Prayer becomes a means through which, (when equipped with the sword of the Spirit) God can direct us all together, and can put the enemy to flight.
This is the image that the author of Ephesians wants us to capture, to understand.
This is not about you suiting up to do battle on your own.
This is about joining together with those around you to become a force to be reckoned with in a dark and dangerous world.
As I thought about the author of Ephesians use of this militaristic metaphor, (as unlikely as it may at first seem for peaceful Christians), I found my mind wandering back to the Gospel, and to Jesus, and curiously to those places where Jesus seemed “saddest.”
Jesus would not use the metaphor of militarism, not in the face of the Roman occupation.
But Jesus did seem to be most sad when his call for people to join together was met with individualistic rejection.
Think for instance, of the rich young man, who has kept all the commandments is told by Jesus that he lacks only one thing.
“Sell your positions, give alms to the poor, and come follow me.” Jesus says to him.
And the sadness of the moment when rich young man turns and walks away from Jesus because he had many possessions.

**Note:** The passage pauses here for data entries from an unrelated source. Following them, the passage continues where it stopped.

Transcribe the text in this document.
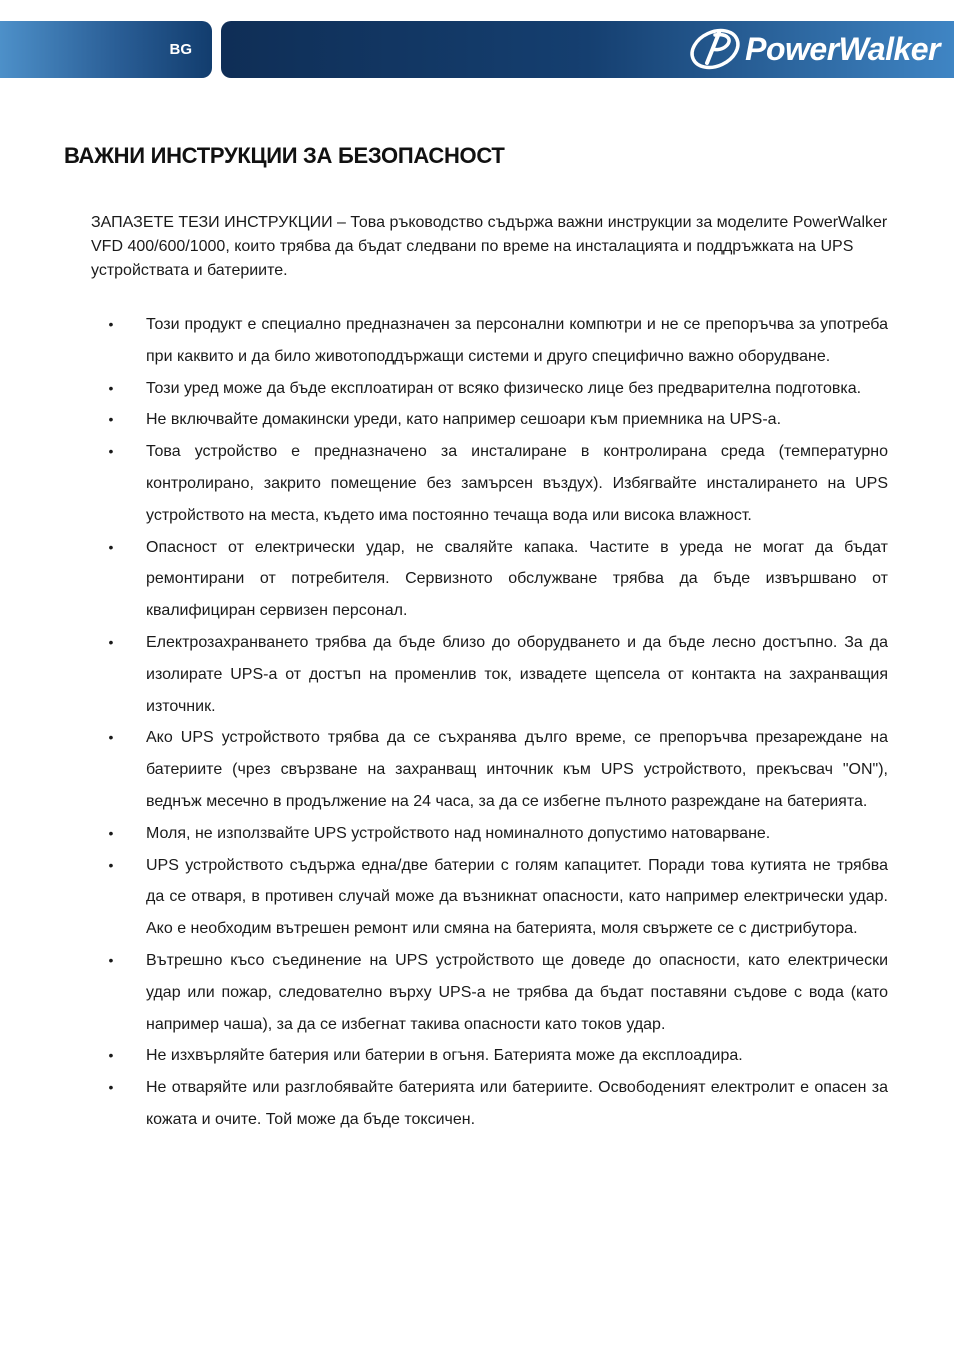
BG	PowerWalker
ВАЖНИ ИНСТРУКЦИИ ЗА БЕЗОПАСНОСТ

ЗАПАЗЕТЕ ТЕЗИ ИНСТРУКЦИИ – Това ръководство съдържа важни инструкции за моделите PowerWalker VFD 400/600/1000, които трябва да бъдат следвани по време на инсталацията и поддръжката на UPS устройствата и батериите.

• Този продукт е специално предназначен за персонални компютри и не се препоръчва за употреба при каквито и да било животоподдържащи системи и друго специфично важно оборудване.
• Този уред може да бъде експлоатиран от всяко физическо лице без предварителна подготовка.
• Не включвайте домакински уреди, като например сешоари към приемника на UPS-а.
• Това устройство е предназначено за инсталиране в контролирана среда (температурно контролирано, закрито помещение без замърсен въздух). Избягвайте инсталирането на UPS устройството на места, където има постоянно течаща вода или висока влажност.
• Опасност от електрически удар, не сваляйте капака. Частите в уреда не могат да бъдат ремонтирани от потребителя. Сервизното обслужване трябва да бъде извършвано от квалифициран сервизен персонал.
• Електрозахранването трябва да бъде близо до оборудването и да бъде лесно достъпно. За да изолирате UPS-а от достъп на променлив ток, извадете щепсела от контакта на захранващия източник.
• Ако UPS устройството трябва да се съхранява дълго време, се препоръчва презареждане на батериите (чрез свързване на захранващ инточник към UPS устройството, прекъсвач "ON"), веднъж месечно в продължение на 24 часа, за да се избегне пълното разреждане на батерията.
• Моля, не използвайте UPS устройството над номиналното допустимо натоварване.
• UPS устройството съдържа една/две батерии с голям капацитет. Поради това кутията не трябва да се отваря, в противен случай може да възникнат опасности, като например електрически удар. Ако е необходим вътрешен ремонт или смяна на батерията, моля свържете се с дистрибутора.
• Вътрешно късо съединение на UPS устройството ще доведе до опасности, като електрически удар или пожар, следователно върху UPS-а не трябва да бъдат поставяни съдове с вода (като например чаша), за да се избегнат такива опасности като токов удар.
• Не изхвърляйте батерия или батерии в огъня. Батерията може да експлоадира.
• Не отваряйте или разглобявайте батерията или батериите. Освободеният електролит е опасен за кожата и очите. Той може да бъде токсичен.
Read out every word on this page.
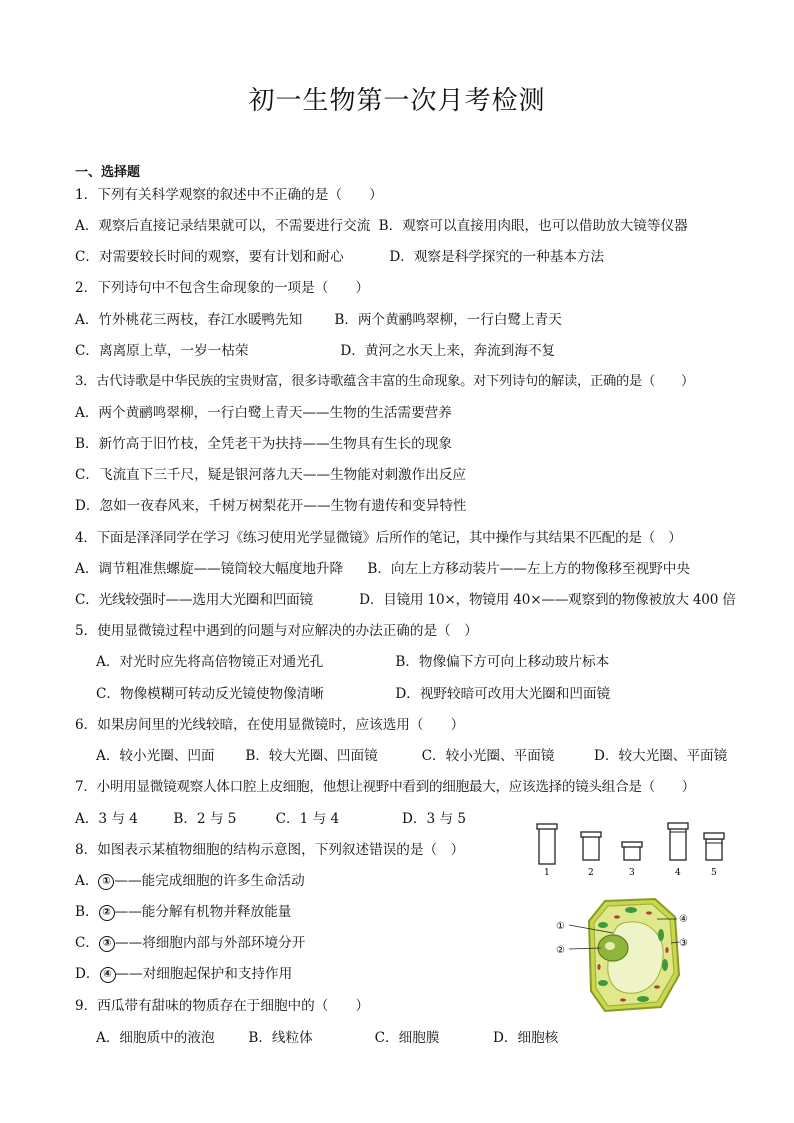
初一生物第一次月考检测
一、选择题
1．下列有关科学观察的叙述中不正确的是（　　）
A．观察后直接记录结果就可以，不需要进行交流 B．观察可以直接用肉眼，也可以借助放大镜等仪器
C．对需要较长时间的观察，要有计划和耐心	D．观察是科学探究的一种基本方法
2．下列诗句中不包含生命现象的一项是（　　）
A．竹外桃花三两枝，春江水暖鸭先知 B．两个黄鹂鸣翠柳，一行白鹭上青天
C．离离原上草，一岁一枯荣	D．黄河之水天上来，奔流到海不复
3．古代诗歌是中华民族的宝贵财富，很多诗歌蕴含丰富的生命现象。对下列诗句的解读，正确的是（　　）
A．两个黄鹂鸣翠柳，一行白鹭上青天——生物的生活需要营养
B．新竹高于旧竹枝，全凭老干为扶持——生物具有生长的现象
C．飞流直下三千尺，疑是银河落九天——生物能对刺激作出反应
D．忽如一夜春风来，千树万树梨花开——生物有遗传和变异特性
4．下面是泽泽同学在学习《练习使用光学显微镜》后所作的笔记，其中操作与其结果不匹配的是（　）
A．调节粗准焦螺旋——镜筒较大幅度地升降 B．向左上方移动装片——左上方的物像移至视野中央
C．光线较强时——选用大光圈和凹面镜	D．目镜用 10×，物镜用 40×——观察到的物像被放大 400 倍
5．使用显微镜过程中遇到的问题与对应解决的办法正确的是（　）
A．对光时应先将高倍物镜正对通光孔	B．物像偏下方可向上移动玻片标本
C．物像模糊可转动反光镜使物像清晰	D．视野较暗可改用大光圈和凹面镜
6．如果房间里的光线较暗，在使用显微镜时，应该选用（　　）
A．较小光圈、凹面 B．较大光圈、凹面镜	C．较小光圈、平面镜	D．较大光圈、平面镜
7．小明用显微镜观察人体口腔上皮细胞，他想让视野中看到的细胞最大，应该选择的镜头组合是（　　）
A．3 与 4	B．2 与 5	C．1 与 4	D．3 与 5
1	2	3	4	5
8．如图表示某植物细胞的结构示意图，下列叙述错误的是（　）
A． ① ——能完成细胞的许多生命活动
B． ② ——能分解有机物并释放能量
C． ③ ——将细胞内部与外部环境分开
D． ④ ——对细胞起保护和支持作用
①
②
③
④
9．西瓜带有甜味的物质存在于细胞中的（　　）
A．细胞质中的液泡 B．线粒体	C．细胞膜	D．细胞核
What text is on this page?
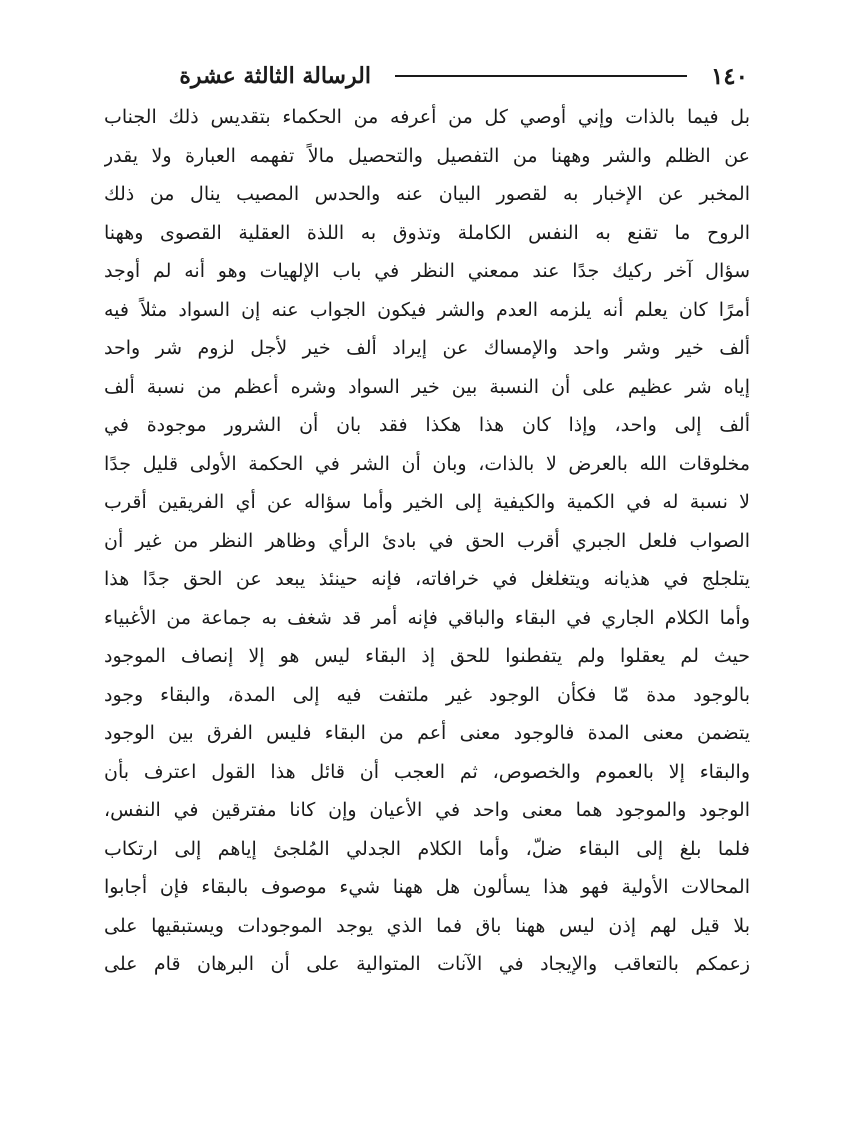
١٤٠
الرسالة الثالثة عشرة
بل فيما بالذات وإني أوصي كل من أعرفه من الحكماء بتقديس ذلك الجناب
عن الظلم والشر وههنا من التفصيل والتحصيل مالاً تفهمه العبارة ولا يقدر
المخبر عن الإخبار به لقصور البيان عنه والحدس المصيب ينال من ذلك
الروح ما تقنع به النفس الكاملة وتذوق به اللذة العقلية القصوى وههنا
سؤال آخر ركيك جدًا عند ممعني النظر في باب الإلهيات وهو أنه لم أوجد
أمرًا كان يعلم أنه يلزمه العدم والشر فيكون الجواب عنه إن السواد مثلاً فيه
ألف خير وشر واحد والإمساك عن إيراد ألف خير لأجل لزوم شر واحد
إياه شر عظيم على أن النسبة بين خير السواد وشره أعظم من نسبة ألف
ألف إلى واحد، وإذا كان هذا هكذا فقد بان أن الشرور موجودة في
مخلوقات الله بالعرض لا بالذات، وبان أن الشر في الحكمة الأولى قليل جدًا
لا نسبة له في الكمية والكيفية إلى الخير وأما سؤاله عن أي الفريقين أقرب
الصواب فلعل الجبري أقرب الحق في بادئ الرأي وظاهر النظر من غير أن
يتلجلج في هذيانه ويتغلغل في خرافاته، فإنه حينئذ يبعد عن الحق جدًا هذا
وأما الكلام الجاري في البقاء والباقي فإنه أمر قد شغف به جماعة من الأغبياء
حيث لم يعقلوا ولم يتفطنوا للحق إذ البقاء ليس هو إلا إنصاف الموجود
بالوجود مدة مّا فكأن الوجود غير ملتفت فيه إلى المدة، والبقاء وجود
يتضمن معنى المدة فالوجود معنى أعم من البقاء فليس الفرق بين الوجود
والبقاء إلا بالعموم والخصوص، ثم العجب أن قائل هذا القول اعترف بأن
الوجود والموجود هما معنى واحد في الأعيان وإن كانا مفترقين في النفس،
فلما بلغ إلى البقاء ضلّ، وأما الكلام الجدلي المُلجئ إياهم إلى ارتكاب
المحالات الأولية فهو هذا يسألون هل ههنا شيء موصوف بالبقاء فإن أجابوا
بلا قيل لهم إذن ليس ههنا باق فما الذي يوجد الموجودات ويستبقيها على
زعمكم بالتعاقب والإيجاد في الآنات المتوالية على أن البرهان قام على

He could not leave them to join Jesus and the disciples.
It is a sad moment, not just because he couldn’t give up “things,” but because he could not join! He decides to “go it alone” again.
Giving alms to the poor would have been an acknowledgement that the needs of others were as important as his own needs.
Giving generously would have opened him up to all those opportunities to depend upon one another instead of just relying on his own resources or abilities.
It is a sad moment because he misses the power of being joined with Jesus, yes, but also joined with his neighbors.
Think of all the sad moments, all the times when Jesus made an invitation for people to join with him and to join with one another, and for a variety of reasons, they could not or would not.
Those are the moments when the powers of darkness seem most able to break in and create mayhem.
Those are the moments when we sense that what would make for the Kingdom of God to be visible is somehow obscured. The promised Kingdom cannot be seen because we can’t envision being together on this, coming together on this, or on anything.
And when you think in that way, you begin to see the power of the Cross, which is the only place where Jesus could gather all together. Some to scoff, some to weep, some to marvel, but together, and in that moment a glimpse of what could be.
I can tell you that the most heartbreaking moments of being a pastor are when you have a sense that the congregation is not joined as one and will not standing together.
Those are the moments when darkness tends to finds opportunity.
Those are the times when you cannot overcome the forces mounted against you, (whatever they happen to be) because you really cannot equip yourself to just stand alone.
The Sword of the Spirit only comes when the community is joined in such a way that it can be summoned and put to its intended use.
And so it is that at such times when unity and coming together seems difficult or impossible, we pray.
We Pray as Jesus did in Gethsemane, hoping others will join us, pray with us.
Pray as Jesus did, that we might be one.
We pray as the author of Ephesians directs us to, that we might be able to stand together.
The author of Ephesians wants us to see, and to know, what Jesus knew and came to show us.
The powers of darkness cannot take the field when the people of God come together and are joined as one.